Tricks we play on ourselves

Sep 22, 2010 16:41

I had a weird moment a few days ago, one of those brief bouts of disorientation I suspect we are all familiar with--but a strange one, for me.

At the time I left my parents' house, my bedroom there was no longer a place of peace for me. I was overwhelmed by the sheer amount of crap that I had accumulated, and paralyzed by the enormity of the task that would be cleaning or culling it. It put a huge amount of stress on me, so that I rarely slept well.

When I moved into my house, my bedroom here became the new "safe space" where I went for comfort and rest. So I really haven't thought much, at least not fondly, about the old bedroom since I moved.

But the other night as I was just tipping over into sleep, I had one of those moments of disorientation where you forget where you are.
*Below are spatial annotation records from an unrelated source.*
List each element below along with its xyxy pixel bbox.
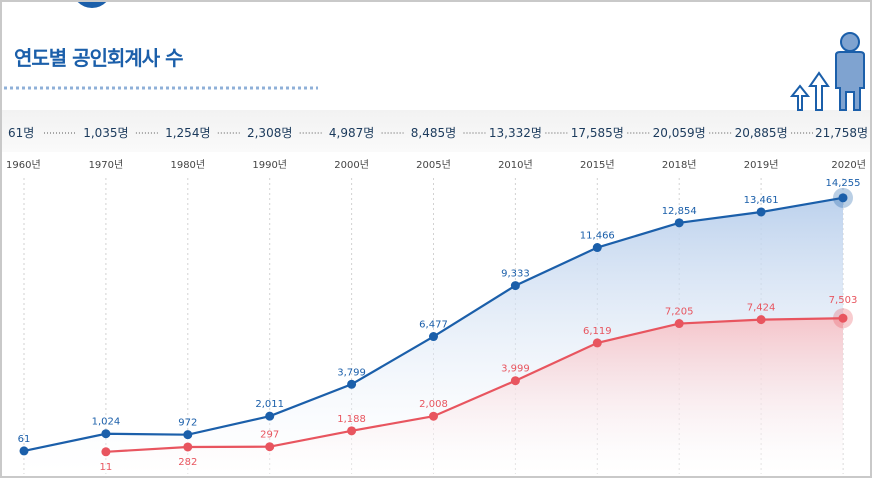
blue-series-point [101,429,111,439]
x-tick-labels: 1960년 1970년 1980년 1990년 2000년 2005년 2010년 2015년… [6,159,866,171]
blue-series-point [19,446,29,456]
x-tick-label: 2010년 [498,159,533,171]
red-series-value-label: 7,503 [829,295,858,306]
blue-series-value-label: 12,854 [662,206,697,217]
blue-series-value-label: 6,477 [419,320,448,331]
blue-series-value-label: 61 [18,434,31,445]
red-series-value-label: 1,188 [337,414,366,425]
total-label: 8,485명 [411,126,456,140]
point-layer [19,187,853,457]
blue-series-point [838,193,848,203]
blue-series-point [429,332,438,342]
blue-series-value-label: 3,799 [337,367,366,378]
x-tick-label: 2005년 [416,159,451,171]
red-series-point [101,447,111,457]
blue-series-value-label: 972 [178,418,197,429]
x-tick-label: 2018년 [662,159,697,171]
red-series-point [510,376,520,386]
totals-band [2,110,870,152]
blue-series-point [510,281,520,291]
x-tick-label: 1990년 [252,159,287,171]
totals-layer: 61명 1,035명 1,254명 2,308명 4,987명 8,485명 13,332명… [8,126,868,140]
red-series-value-label: 11 [100,462,113,473]
total-label: 13,332명 [489,126,542,140]
red-series-value-label: 2,008 [419,399,448,410]
x-tick-label: 1960년 [6,159,41,171]
x-tick-label: 1980년 [170,159,205,171]
red-series-point [265,442,275,452]
blue-series-value-label: 9,333 [501,269,530,280]
blue-series-point [674,218,684,228]
red-series-point [838,313,848,323]
blue-series-point [183,430,193,440]
red-series-line [105,317,844,453]
blue-series-value-label: 11,466 [580,231,615,242]
x-tick-label: 2020년 [831,159,866,171]
total-label: 1,254명 [165,126,210,140]
x-tick-label: 1970년 [89,159,124,171]
total-label: 17,585명 [571,126,624,140]
blue-series-point [592,243,602,253]
red-series-value-label: 6,119 [583,326,612,337]
red-series-point [592,338,602,348]
total-label: 20,059명 [653,126,706,140]
arrow-up-icon [789,71,830,111]
blue-series-point [347,379,357,389]
figure-icon [835,32,865,111]
red-series-point [756,315,766,325]
area-layer [24,197,843,474]
red-series-value-label: 7,205 [665,307,694,318]
blue-series-value-label: 13,461 [744,195,779,206]
decor-circle [77,2,107,8]
red-series-area [105,318,843,474]
red-series-point [674,319,684,329]
red-series-value-label: 3,999 [501,364,530,375]
blue-series-point [756,207,766,217]
data-label-layer: 61 1,024 972 2,011 3,799 6,477 9,333 11,466 12,8… [18,178,861,473]
red-series-point [429,411,438,421]
blue-series-value-label: 14,255 [826,178,861,189]
red-series-point [183,442,193,452]
total-label: 1,035명 [83,126,128,140]
red-series-value-label: 7,424 [747,303,776,314]
x-tick-label: 2019년 [744,159,779,171]
total-label: 61명 [8,126,34,140]
blue-series-value-label: 2,011 [255,399,284,410]
x-tick-label: 2015년 [580,159,615,171]
total-label: 4,987명 [329,126,374,140]
red-series-point [347,426,357,436]
page-title: 연도별 공인회계사 수 [14,46,184,70]
red-series-value-label: 282 [178,457,197,468]
blue-series-value-label: 1,024 [92,417,121,428]
x-tick-label: 2000년 [334,159,369,171]
total-label: 20,885명 [735,126,788,140]
total-label: 21,758명 [815,126,868,140]
total-label: 2,308명 [247,126,292,140]
red-series-value-label: 297 [260,430,279,441]
blue-series-point [265,411,275,421]
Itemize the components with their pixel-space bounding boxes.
The sound of my house settling became my parents' footsteps a floor below; the neighbor's dog barking became our late Dalmatian, asking to be let out; my bed was the same bed, but in a different place, and I was tucked safe into it, in a bedroom that's no longer mine. My brain really believed for a moment that I was in my bed in my parents' house, at the age of 18 or 20, safe and comforted.

It wasn't bad, or anything. I guess it was just odd to me. Why would my brain go there, now? Usually when I'm seeking comfort that I can't find in my own surroundings, I look to my childhood--the years between 5 and 12, and indulgences like The Neverending Story and ice cream--rather than my teens or early 20s.